El Paso Music Scene

Paying Our Dues

The El Paso times wrote that musicians are hung up on bands paying their dues. They also loosely elaborate on how subjective these dues are. From what I gather paying dues is playing local bars until two in the morning and roughing it out on tour. They also state through interviews that having to work for what you have is respectful. All of these factors spell out what have been successful routes for El Paso born artists. Maybe local musicians remember the blood and sweat that led to the national recognition of At the Drive In and the spin offs thereof. That stigma of open wounds really leads to respect in this town.

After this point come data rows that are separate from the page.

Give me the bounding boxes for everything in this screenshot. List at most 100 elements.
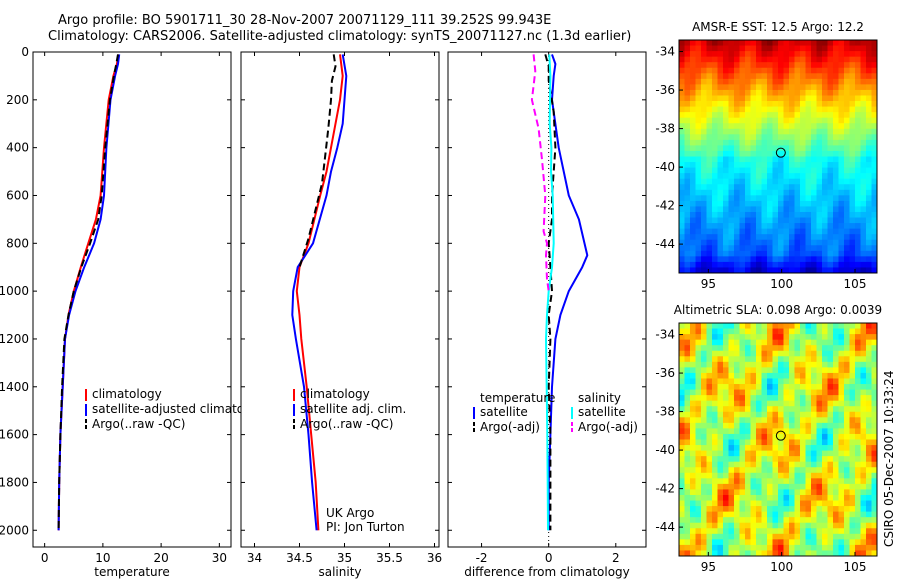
heatmap-cell: [767, 439, 774, 446]
heatmap-cell: [706, 456, 713, 463]
heatmap-cell: [750, 539, 757, 546]
heatmap-cell: [783, 173, 790, 180]
heatmap-cell: [860, 395, 867, 402]
heatmap-cell: [717, 550, 724, 556]
heatmap-cell: [767, 494, 774, 502]
heatmap-cell: [794, 267, 801, 273]
heatmap-cell: [745, 494, 752, 502]
x-tick-label: 34.5: [286, 551, 313, 565]
heatmap-cell: [833, 128, 840, 135]
heatmap-cell: [745, 261, 752, 269]
heatmap-cell: [756, 217, 763, 224]
heatmap-cell: [838, 217, 845, 224]
series-line-temperature-argo-adj-: [544, 54, 557, 531]
heatmap-cell: [838, 234, 845, 241]
heatmap-cell: [712, 84, 719, 91]
heatmap-cell: [822, 372, 829, 380]
heatmap-cell: [728, 134, 735, 141]
heatmap-cell: [756, 206, 763, 213]
heatmap-cell: [739, 228, 746, 235]
heatmap-cell: [690, 217, 697, 224]
heatmap-cell: [816, 456, 823, 463]
heatmap-cell: [690, 128, 697, 135]
heatmap-cell: [800, 406, 807, 413]
heatmap-cell: [772, 345, 779, 352]
heatmap-cell: [734, 150, 741, 158]
heatmap-cell: [811, 217, 818, 224]
heatmap-cell: [690, 51, 697, 58]
heatmap-cell: [871, 139, 877, 147]
heatmap-cell: [822, 234, 829, 241]
heatmap-cell: [767, 433, 774, 441]
heatmap-cell: [860, 156, 867, 163]
heatmap-cell: [706, 106, 713, 113]
heatmap-cell: [855, 73, 862, 80]
heatmap-cell: [701, 228, 708, 235]
heatmap-cell: [822, 461, 829, 468]
heatmap-cell: [833, 517, 840, 524]
heatmap-cell: [811, 184, 818, 191]
heatmap-cell: [706, 239, 713, 246]
heatmap-cell: [739, 411, 746, 418]
heatmap-cell: [712, 73, 719, 80]
heatmap-cell: [723, 506, 730, 513]
heatmap-cell: [706, 95, 713, 102]
heatmap-cell: [690, 150, 697, 158]
heatmap-cell: [783, 483, 790, 491]
heatmap-cell: [838, 550, 845, 556]
heatmap-cell: [860, 228, 867, 235]
y-tick-label: 2000: [0, 523, 29, 537]
heatmap-cell: [844, 356, 851, 363]
heatmap-cell: [789, 211, 796, 219]
heatmap-cell: [750, 445, 757, 452]
heatmap-cell: [745, 378, 752, 385]
heatmap-cell: [750, 372, 757, 380]
heatmap-cell: [761, 234, 768, 241]
heatmap-cell: [712, 89, 719, 97]
heatmap-cell: [695, 378, 702, 385]
heatmap-cell: [827, 384, 834, 391]
heatmap-cell: [800, 400, 807, 407]
map-frame: [678, 322, 878, 557]
heatmap-cell: [849, 544, 856, 552]
heatmap-cell: [833, 478, 840, 485]
heatmap-cell: [838, 323, 845, 330]
heatmap-cell: [695, 200, 702, 208]
heatmap-cell: [849, 478, 856, 485]
heatmap-cell: [772, 95, 779, 102]
heatmap-cell: [871, 256, 877, 263]
heatmap-cell: [783, 51, 790, 58]
heatmap-cell: [822, 328, 829, 335]
heatmap-cell: [750, 356, 757, 363]
heatmap-cell: [833, 445, 840, 452]
heatmap-cell: [728, 506, 735, 513]
heatmap-cell: [712, 428, 719, 435]
heatmap-cell: [794, 378, 801, 385]
heatmap-cell: [701, 522, 708, 529]
heatmap-cell: [728, 433, 735, 441]
heatmap-cell: [833, 422, 840, 430]
heatmap-cell: [723, 173, 730, 180]
heatmap-cell: [844, 367, 851, 374]
heatmap-cell: [712, 323, 719, 330]
heatmap-cell: [772, 422, 779, 430]
heatmap-cell: [767, 56, 774, 63]
heatmap-cell: [805, 156, 812, 163]
heatmap-cell: [794, 173, 801, 180]
heatmap-cell: [756, 411, 763, 418]
heatmap-cell: [855, 378, 862, 385]
heatmap-cell: [800, 334, 807, 341]
heatmap-cell: [723, 234, 730, 241]
heatmap-cell: [684, 78, 691, 85]
heatmap-cell: [833, 472, 840, 479]
heatmap-cell: [855, 350, 862, 357]
heatmap-cell: [767, 467, 774, 474]
heatmap-cell: [684, 184, 691, 191]
heatmap-cell: [701, 361, 708, 368]
heatmap-cell: [871, 511, 877, 518]
heatmap-cell: [838, 223, 845, 230]
heatmap-cell: [833, 167, 840, 174]
heatmap-cell: [822, 539, 829, 546]
heatmap-cell: [783, 445, 790, 452]
heatmap-cell: [701, 123, 708, 130]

Even bands that don't find commercial success whore themselves at local clubs and hit the road with dirt in their pockets, their enthusiasm totally over-shadowing gas prices. It is an issue of experience. It is not an issue of how many endorsements a band can land or how many trade shows they can play. The goodies come later (or at least we feel they should.)

When the goodies and media come before experience we all throw our hands in the air and say, "What?" in high-pitched voices. Something feels fishy when endorsements come knocking at the door. The questions arise. Where did they get these goodies from, and why? Who do they know, who are they related to? Why them? Equality can factor itself in but the point in question is far more complex than simple envy.

So much for the subject pertaining to us. You all know who I'm talking about. It is obvious that it is Atomic Pink. They have been a target of mine for a while now. Only one thing leads to the criticism, exposure. Fair game. The girls should not be immune to the El Paso scene's harshness. By experience I know what it is to be slandered right and left. This is not about making them seem like fakes or not talented. It's not about being jealous or pissed about what they have. This is about how they are perceived by local musicians. They are a local band like the rest of us. Atomic Pink play shows with full energy, divide their lives for their craft, practice hard, and are passionate about what they do. We can all feel that. They are just an El Paso young band. I respect them for pushing more females into music. Once again, equality can factor itself in but the point in question is far more complex than simple envy. It is their PR (public relations).

We all know what happens to bands when the pressure builds and they have to live up to standards that are not their own. Some crumble under what is expected of them. I find that the media push through El Paso Times, Danny's Music Box, channel 26, and print media is hurting their reputation with their hometown and especially with local musicians. It is an issue of PR. Nationally they may strike a chord or three but here they will live with the stigma of being Danny's Babies or Danny's way out of horrible business. Everyone knows about the silver platter and possibly the prayers that led to the handing of it. This is not good. I believe they would have been better off gracing the stage with beat-up equipment and pawn shop guitars. They only damaged their personas like many a boy band. Of course they may sell a million records, but it is good to have a firm foundation in their hometown. Being low-key for a while would have helped them tremendously instead of promoting them as the next big thing. It sure does look far down there. The thoughts of Bubble Gum Pop, the Marshall deals, the silver platter, the Danny's links, and the yearlong updates from El Paso Times would not factor in as much if they had a different approach. I know I don't have the years of experience that their manager does, but it all seems so obvious why they are viewed in a bad light. They know it and their local respect needs to be justified. These handouts will stick to them, unfortunately. Atomic Pink will continue the play shows, rock hard (because they do), and write new material but it is going to be very difficult to band-aid how the early promotion placed them. It is their own doing. The parasite will be hard to burn. Locally, musicians will find their image hard to shake.

As for paying dues (wow, am I back on subject?) I still want to see the girls play area bars and clubs. McDaniel, their promo guru, stated that safety was an issue for the girls. That is another jab at people in the local spectrum. I don't think (though I'm not a spokesman for), the T-Lounge, HORR, Surges, Lucky Devils etc, etc, etc, would be very happy labeling their establishments as unsafe. Parents and Security Guards are allowed in bars and some shows begin early. The girls of Atomic Pink stated that "We would love to play anywhere, any time. We would be comfortable anywhere." It sounds like the girls know what they want. Is this a clash of management? We would love to see them perform for all of us. They are more talented than some local bands. Maybe instead of justifying why they don't play local clubs they can book a show at one and start this healing process. Heck, I have a few shows coming up that are not totally booked.

Of course, El Paso Times 7/3 was one of my sources. Keep up the good work and don't forget the rest of us in print.